Nos férteis terrenos eleitorais do PT, feitos extraordinários costumam ser creditados ao “feeling” do ex-presidente Lula, que escolhe e impõe nomes ao partido, como ocorreu com a presidente Dilma e o prefeito Haddad. Maior liderança popular e mais forte cabo eleitoral do país, “respirando política pelos poros”, sua vontade é ordem e sua orientação, lei.
Não sobra perfil capaz de contrariá-lo. Pode ser até uma forma menos democrática por privilegiar o recorrente mote: “quem é dono da flauta dá o tom”. Mas, inegavelmente, é medida prática. Afinal de contas, qual o significado desse novo modus faciendi?
Sobressai, primeiro, a sensação de um sopro de renovação na esfera política. Algo como: se a reforma política está emperrada no Congresso, a sociedade, à sua maneira, pavimenta o caminho de novas lideranças. À inércia do poder centrífugo (Legislativo, Executivo) reage o poder centrípeto, a força social organizada, que identifica na planilha de nomes aqueles com capacidade de representar as demandas populares.
OUVIR LOROTAS…
O eleitor se mostra cansado de ouvir as mesmas lorotas. Como ir às urnas respirando os ares poluídos que, há décadas, contaminam os pulmões da República?
E assim as frustrações das camadas sociais vão se acumulando e disparando os mecanismos de cognição dos conjuntos eleitorais. O primeiro movimento é na direção das caras novas no palco da política.
Na parede dos velhos retratos, a atenção se volta para a última foto, a figura desconhecida, o sinal diferenciado no painel da mesmice. Portanto, os dirigentes tirados da cartola por Lula da Silva e os “postes” que tentarão exibir suas luzes nos próximos meses são, na verdade, extensões simbólicas do ciclo que se abre na política por força de uma nova disposição social, cuja inspiração é a de querer romper com velhos paradigmas.
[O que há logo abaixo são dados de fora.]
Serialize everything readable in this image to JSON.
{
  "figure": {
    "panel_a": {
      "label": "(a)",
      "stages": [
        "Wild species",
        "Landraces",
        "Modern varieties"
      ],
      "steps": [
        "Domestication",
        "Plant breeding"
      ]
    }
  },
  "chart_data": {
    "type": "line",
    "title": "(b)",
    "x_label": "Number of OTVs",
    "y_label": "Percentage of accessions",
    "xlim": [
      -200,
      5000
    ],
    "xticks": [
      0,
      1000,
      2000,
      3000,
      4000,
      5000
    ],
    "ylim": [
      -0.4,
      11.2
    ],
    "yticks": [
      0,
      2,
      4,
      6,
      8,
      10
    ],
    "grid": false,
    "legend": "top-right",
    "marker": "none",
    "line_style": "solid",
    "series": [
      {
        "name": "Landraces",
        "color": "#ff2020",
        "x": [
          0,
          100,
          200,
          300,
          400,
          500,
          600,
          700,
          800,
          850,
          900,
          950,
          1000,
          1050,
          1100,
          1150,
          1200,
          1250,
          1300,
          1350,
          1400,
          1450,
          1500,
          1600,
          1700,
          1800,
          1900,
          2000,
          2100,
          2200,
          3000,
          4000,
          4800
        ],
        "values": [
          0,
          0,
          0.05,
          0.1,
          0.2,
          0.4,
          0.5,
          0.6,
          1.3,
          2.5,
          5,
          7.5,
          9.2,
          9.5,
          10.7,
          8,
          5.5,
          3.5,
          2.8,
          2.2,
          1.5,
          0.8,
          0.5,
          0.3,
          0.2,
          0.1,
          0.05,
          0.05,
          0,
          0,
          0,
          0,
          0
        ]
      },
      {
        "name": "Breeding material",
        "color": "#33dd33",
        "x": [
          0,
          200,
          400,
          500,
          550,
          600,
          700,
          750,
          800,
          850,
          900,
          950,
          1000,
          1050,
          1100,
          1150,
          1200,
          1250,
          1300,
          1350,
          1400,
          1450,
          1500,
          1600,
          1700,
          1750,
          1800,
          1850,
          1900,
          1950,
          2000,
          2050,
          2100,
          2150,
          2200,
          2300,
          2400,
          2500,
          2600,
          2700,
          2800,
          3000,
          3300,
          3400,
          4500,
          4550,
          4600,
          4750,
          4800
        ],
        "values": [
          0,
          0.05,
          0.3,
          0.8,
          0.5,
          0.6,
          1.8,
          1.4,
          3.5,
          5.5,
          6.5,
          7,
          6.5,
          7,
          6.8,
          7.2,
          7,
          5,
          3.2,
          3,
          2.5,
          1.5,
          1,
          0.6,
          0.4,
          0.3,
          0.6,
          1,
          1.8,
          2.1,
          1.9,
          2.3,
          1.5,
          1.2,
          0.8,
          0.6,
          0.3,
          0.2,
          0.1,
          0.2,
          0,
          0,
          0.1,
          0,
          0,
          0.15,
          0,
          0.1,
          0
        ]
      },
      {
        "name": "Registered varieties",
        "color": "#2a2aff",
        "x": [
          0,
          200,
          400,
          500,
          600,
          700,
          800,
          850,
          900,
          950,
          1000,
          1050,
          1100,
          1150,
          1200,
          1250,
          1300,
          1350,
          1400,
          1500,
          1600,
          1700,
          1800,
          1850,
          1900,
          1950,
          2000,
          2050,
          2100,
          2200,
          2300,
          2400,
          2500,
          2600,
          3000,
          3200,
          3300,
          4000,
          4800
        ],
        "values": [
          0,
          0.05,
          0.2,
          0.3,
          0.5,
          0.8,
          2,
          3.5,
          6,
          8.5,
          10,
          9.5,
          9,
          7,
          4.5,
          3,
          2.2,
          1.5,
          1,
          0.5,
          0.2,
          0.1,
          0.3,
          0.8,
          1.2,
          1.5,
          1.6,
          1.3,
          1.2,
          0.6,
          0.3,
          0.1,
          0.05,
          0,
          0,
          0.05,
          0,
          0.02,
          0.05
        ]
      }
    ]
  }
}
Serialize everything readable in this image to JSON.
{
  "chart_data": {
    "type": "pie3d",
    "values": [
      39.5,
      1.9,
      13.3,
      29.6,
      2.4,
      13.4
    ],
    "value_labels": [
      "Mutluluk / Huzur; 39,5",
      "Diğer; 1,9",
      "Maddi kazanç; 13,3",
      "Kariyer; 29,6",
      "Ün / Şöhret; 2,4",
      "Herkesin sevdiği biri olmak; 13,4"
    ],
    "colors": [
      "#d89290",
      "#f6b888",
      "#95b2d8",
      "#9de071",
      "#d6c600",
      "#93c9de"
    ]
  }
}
A par dos traços de assepsia política, presentes nos perfis dessa nova geração de dirigentes, o feitio técnico complementa a identidade, a denotar sua agregação à esfera da administração planejada e consequentes programas com foco em prioridades, ações balizadas por critérios racionais e de pouco comprometimento com o populismo eleitoreiro. Esse é o dilema que enfrentam, pois a modelagem técnica das gestões nem sempre resulta em urnas fartas. O consolo é constatar que o voto começa a deixar o coração do brasileiro para chegar à cabeça.